Ceza korkusu olmayan Hindular yakıp yıkıyor

Hindistan'da devam eden protestolar sırasında camilere saldıran Hindular bir çok camiyi ateşe verirken, Müslümanlara da akıl almaz işkenceler yapılıyor. Hindu çeteler, yakaladığı Müslüman protestocuları demir ve odun sopalarla dövüyor.

Google Haberlere Abone ol
Hindistan'da Müslümanlara saldırılar artıyor

Hindistan'ın başkenti Yeni Delhi'de vatandaşlık yasasına karşı son 4 gündür devam eden protestolara Hindu çetelerde karşı protesto ile karşılık verince ülkede işler karıştı. Hindu çeteler ellerinde sopalar ve silahlarla sokaklara dökülürken olaylarda bir çok cami, Hindu çetelerin hedefi oldu. 

Başkentin kuzeydoğusunda Ashok Nagar mevkisinde yer alan bir camiye saldıran çeteler "Jai Shri Ram (Tanrı Ram'a selam olsun)" sloganıyla camiyi ateşe verdi.
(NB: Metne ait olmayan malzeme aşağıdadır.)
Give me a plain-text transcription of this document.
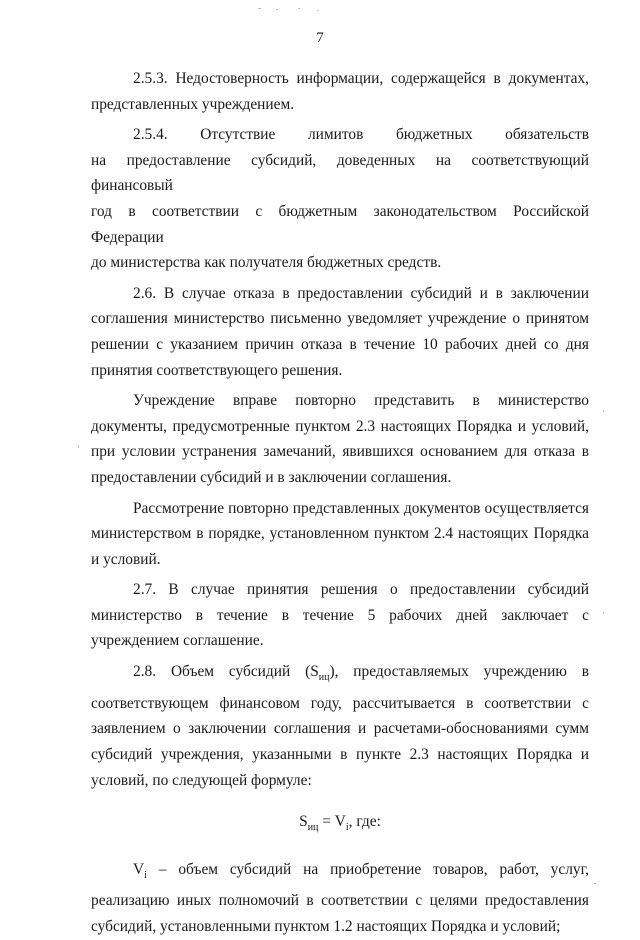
7

2.5.3. Недостоверность информации, содержащейся в документах,
представленных учреждением.

2.5.4. Отсутствие лимитов бюджетных обязательств
на предоставление субсидий, доведенных на соответствующий финансовый
год в соответствии с бюджетным законодательством Российской Федерации
до министерства как получателя бюджетных средств.

2.6. В случае отказа в предоставлении субсидий и в заключении соглашения министерство письменно уведомляет учреждение о принятом решении с указанием причин отказа в течение 10 рабочих дней со дня принятия соответствующего решения.

Учреждение вправе повторно представить в министерство документы, предусмотренные пунктом 2.3 настоящих Порядка и условий, при условии устранения замечаний, явившихся основанием для отказа в предоставлении субсидий и в заключении соглашения.

Рассмотрение повторно представленных документов осуществляется министерством в порядке, установленном пунктом 2.4 настоящих Порядка и условий.

2.7. В случае принятия решения о предоставлении субсидий министерство в течение в течение 5 рабочих дней заключает с учреждением соглашение.

2.8. Объем субсидий $(S_{иц})$, предоставляемых учреждению в соответствующем финансовом году, рассчитывается в соответствии с заявлением о заключении соглашения и расчетами-обоснованиями сумм субсидий учреждения, указанными в пункте 2.3 настоящих Порядка и условий, по следующей формуле:

$S_{иц} = V_i$, где:

$V_i$ – объем субсидий на приобретение товаров, работ, услуг, реализацию иных полномочий в соответствии с целями предоставления субсидий, установленными пунктом 1.2 настоящих Порядка и условий;
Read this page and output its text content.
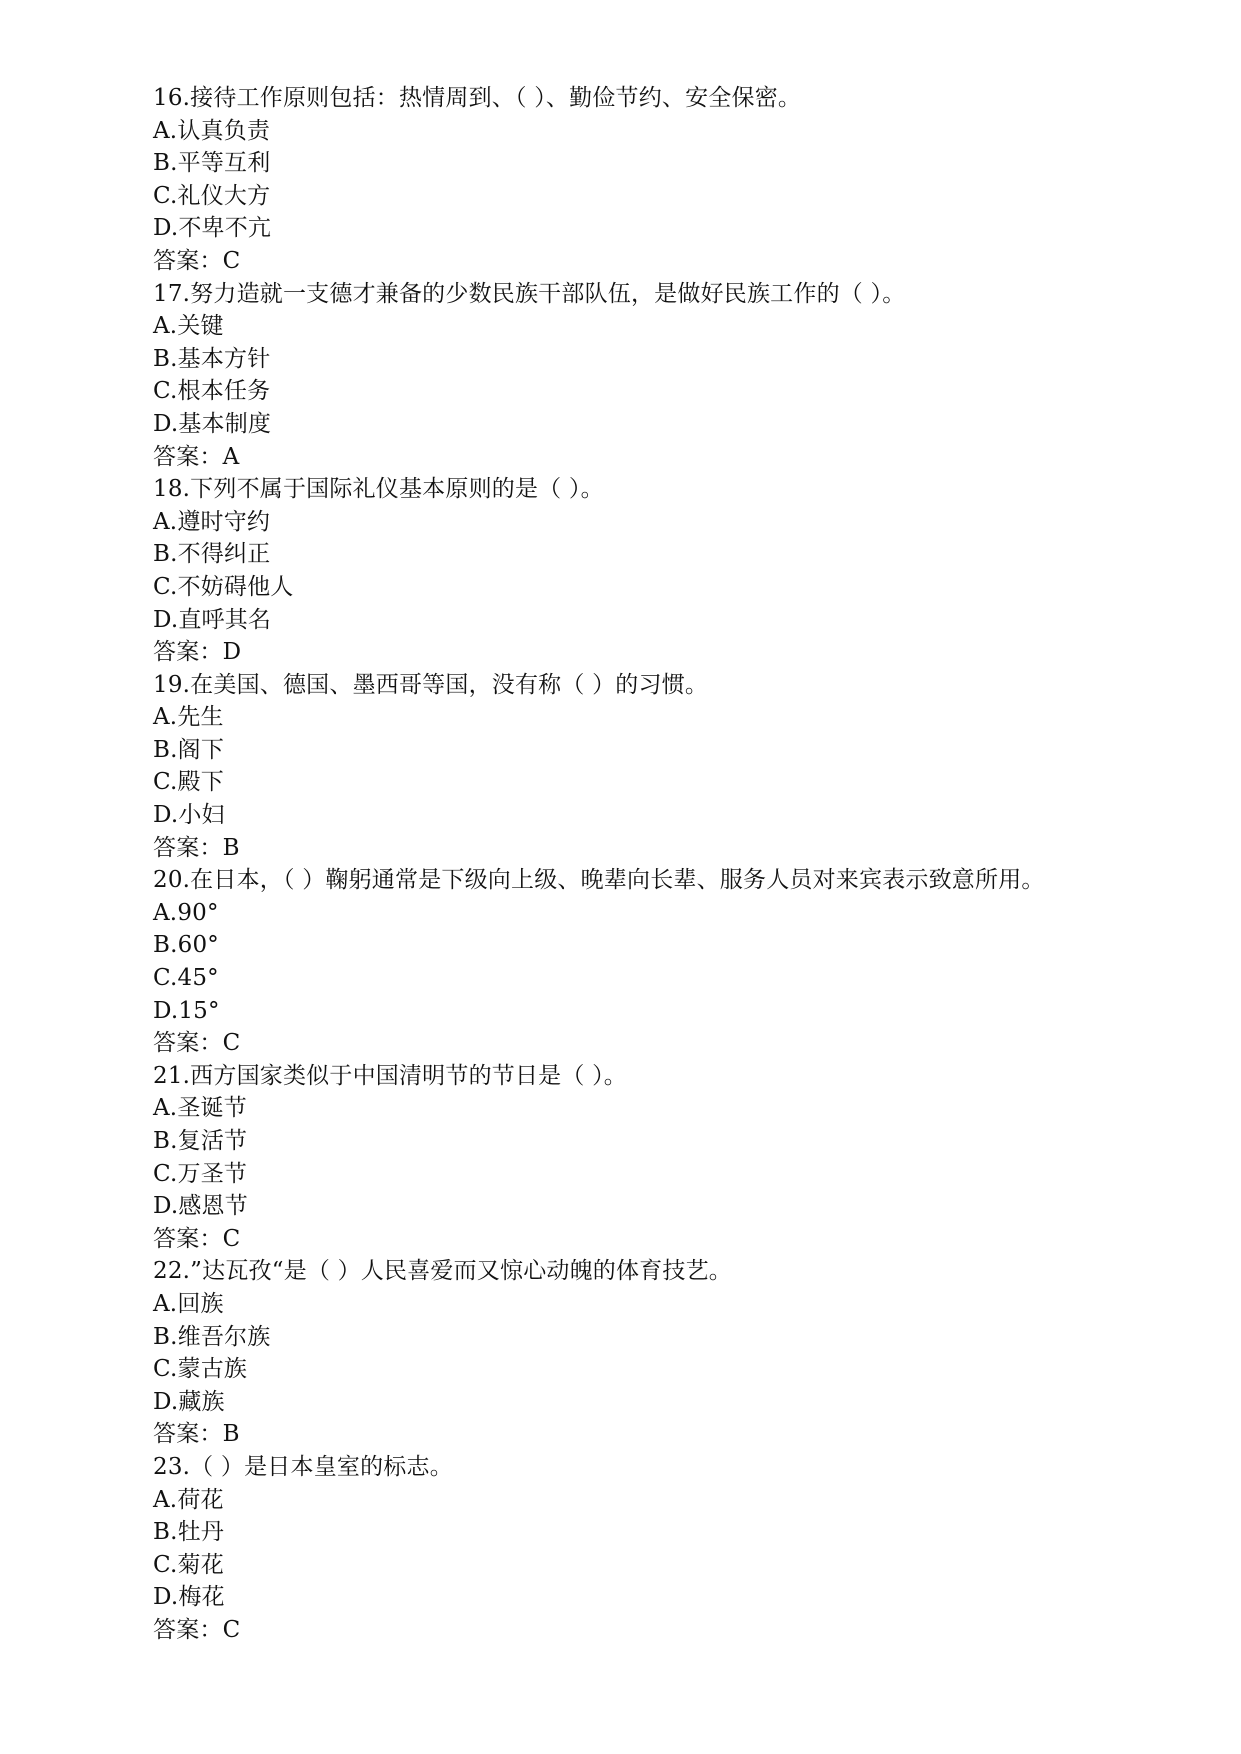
16.接待工作原则包括：热情周到、（ ）、勤俭节约、安全保密。
A.认真负责
B.平等互利
C.礼仪大方
D.不卑不亢
答案：C
17.努力造就一支德才兼备的少数民族干部队伍，是做好民族工作的（ ）。
A.关键
B.基本方针
C.根本任务
D.基本制度
答案：A
18.下列不属于国际礼仪基本原则的是（ ）。
A.遵时守约
B.不得纠正
C.不妨碍他人
D.直呼其名
答案：D
19.在美国、德国、墨西哥等国，没有称（ ）的习惯。
A.先生
B.阁下
C.殿下
D.小妇
答案：B
20.在日本，（ ）鞠躬通常是下级向上级、晚辈向长辈、服务人员对来宾表示致意所用。
A.90°
B.60°
C.45°
D.15°
答案：C
21.西方国家类似于中国清明节的节日是（ ）。
A.圣诞节
B.复活节
C.万圣节
D.感恩节
答案：C
22.”达瓦孜“是（ ）人民喜爱而又惊心动魄的体育技艺。
A.回族
B.维吾尔族
C.蒙古族
D.藏族
答案：B
23.（ ）是日本皇室的标志。
A.荷花
B.牡丹
C.菊花
D.梅花
答案：C
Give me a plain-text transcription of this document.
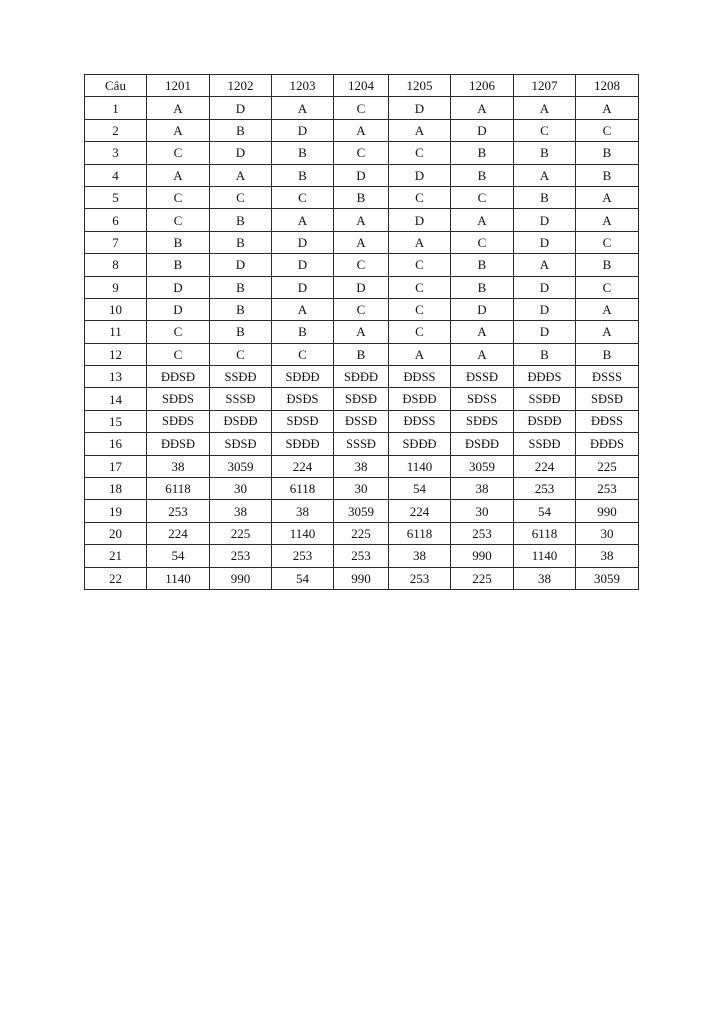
Câu	1201	1202	1203	1204	1205	1206	1207	1208
1	A	D	A	C	D	A	A	A
2	A	B	D	A	A	D	C	C
3	C	D	B	C	C	B	B	B
4	A	A	B	D	D	B	A	B
5	C	C	C	B	C	C	B	A
6	C	B	A	A	D	A	D	A
7	B	B	D	A	A	C	D	C
8	B	D	D	C	C	B	A	B
9	D	B	D	D	C	B	D	C
10	D	B	A	C	C	D	D	A
11	C	B	B	A	C	A	D	A
12	C	C	C	B	A	A	B	B
13	ĐĐSĐ	SSĐĐ	SĐĐĐ	SĐĐĐ	ĐĐSS	ĐSSĐ	ĐĐĐS	ĐSSS
14	SĐĐS	SSSĐ	ĐSĐS	SĐSĐ	ĐSĐĐ	SĐSS	SSĐĐ	SĐSĐ
15	SĐĐS	ĐSĐĐ	SĐSĐ	ĐSSĐ	ĐĐSS	SĐĐS	ĐSĐĐ	ĐĐSS
16	ĐĐSĐ	SĐSĐ	SĐĐĐ	SSSĐ	SĐĐĐ	ĐSĐĐ	SSĐĐ	ĐĐĐS
17	38	3059	224	38	1140	3059	224	225
18	6118	30	6118	30	54	38	253	253
19	253	38	38	3059	224	30	54	990
20	224	225	1140	225	6118	253	6118	30
21	54	253	253	253	38	990	1140	38
22	1140	990	54	990	253	225	38	3059
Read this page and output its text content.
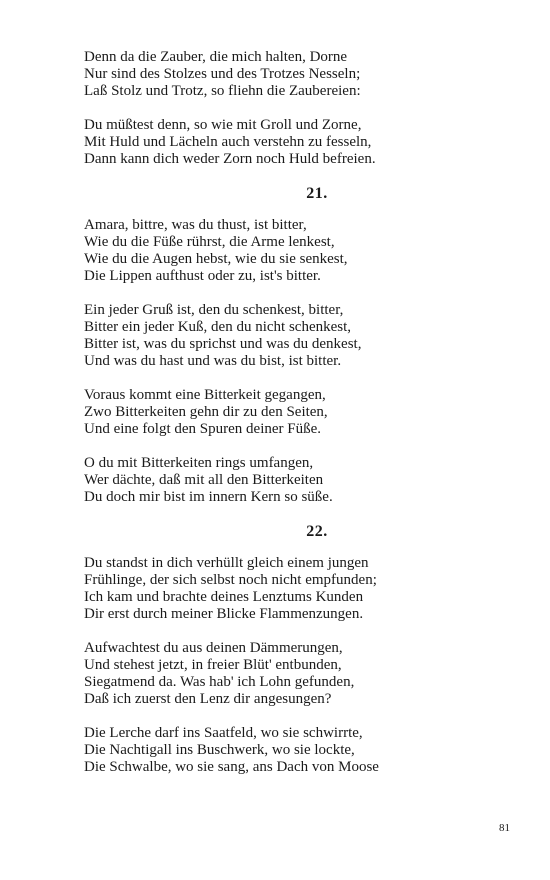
Denn da die Zauber, die mich halten, Dorne
Nur sind des Stolzes und des Trotzes Nesseln;
Laß Stolz und Trotz, so fliehn die Zaubereien:
Du müßtest denn, so wie mit Groll und Zorne,
Mit Huld und Lächeln auch verstehn zu fesseln,
Dann kann dich weder Zorn noch Huld befreien.
21.
Amara, bittre, was du thust, ist bitter,
Wie du die Füße rührst, die Arme lenkest,
Wie du die Augen hebst, wie du sie senkest,
Die Lippen aufthust oder zu, ist's bitter.
Ein jeder Gruß ist, den du schenkest, bitter,
Bitter ein jeder Kuß, den du nicht schenkest,
Bitter ist, was du sprichst und was du denkest,
Und was du hast und was du bist, ist bitter.
Voraus kommt eine Bitterkeit gegangen,
Zwo Bitterkeiten gehn dir zu den Seiten,
Und eine folgt den Spuren deiner Füße.
O du mit Bitterkeiten rings umfangen,
Wer dächte, daß mit all den Bitterkeiten
Du doch mir bist im innern Kern so süße.
22.
Du standst in dich verhüllt gleich einem jungen
Frühlinge, der sich selbst noch nicht empfunden;
Ich kam und brachte deines Lenztums Kunden
Dir erst durch meiner Blicke Flammenzungen.
Aufwachtest du aus deinen Dämmerungen,
Und stehest jetzt, in freier Blüt' entbunden,
Siegatmend da. Was hab' ich Lohn gefunden,
Daß ich zuerst den Lenz dir angesungen?
Die Lerche darf ins Saatfeld, wo sie schwirrte,
Die Nachtigall ins Buschwerk, wo sie lockte,
Die Schwalbe, wo sie sang, ans Dach von Moose
81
Caminin minaresine tırmanarak hoparlörü çıkaran ve minarenin üzerindeki hilali sökmeye çalışan Hindu gruplar daha sonra Müslümanlara saldırmaya başladı.

 Bölgedeki olayı yorumlayan gözlemciler, başkentte bir camiye saldırmanın birçok insanı şaşırtması gerektiğini belirtti.

Hindistan'da toplumsal ayaklanmalarda dini yerlere saldırmanın sıradan bir olay haline geldiğine dikkati çeken uzmanlar, bunun sebebinin de benzer durumlarda saldırganlara karşı devlet tarafından herhangi bir hukuki işlem yapılmaması olduğunu söyledi.

Hindistan Yüksek Mahkemesi avukatlarından Ehtesham Haşmi, 1992'de Babri Camisi'nin yıkılmasıyla ilgili davada adaletin henüz sağlanamadığını anımsatarak, "Bu durumun antisosyal ve antimilliyetçi insanları benzer eylemlerde bulunmaya teşvik ettiğine inanıyorum. Onlar, Müslümanlara ait dini yerlere saldırdıklarında hiçbir şey olmayacağını biliyorlar." dedi.

Camilere saldıranların bu eylemleriyle lider olabileceğine ve eylemleri için Hindu topluluktan destek görebileceklerine inandıklarını dile getiren Haşmi, "Hükümetin bir şey yapmayacağına inanıyorlar." değerlendirmesinde bulundu.

Eylemci ve politikacı Kavita Krishnan, 1994 ve 2002 yıllarındaki isyanların Yeni Delhi'de yaşanmaması gerektiğini belirterek, "Geçmişte politik güçler şiddet olaylarına karışmıştı. 1984 ve 2002'de zamanında adalet tecelli etseydi bu muhtemelen caydırıcı olabilirdi. 1992'de camiyi yıkan siyasi liderler hala dışarıda." diye konuştu.

Delhi Azınlıklar Komisyonu (DMC) Başkanı Zafarul İslam Han, toplumsal olaylar sırasında dini yerlere saldırmanın Hindistan'daki ayaklanmaların bir özelliği olduğunu ifade etti. 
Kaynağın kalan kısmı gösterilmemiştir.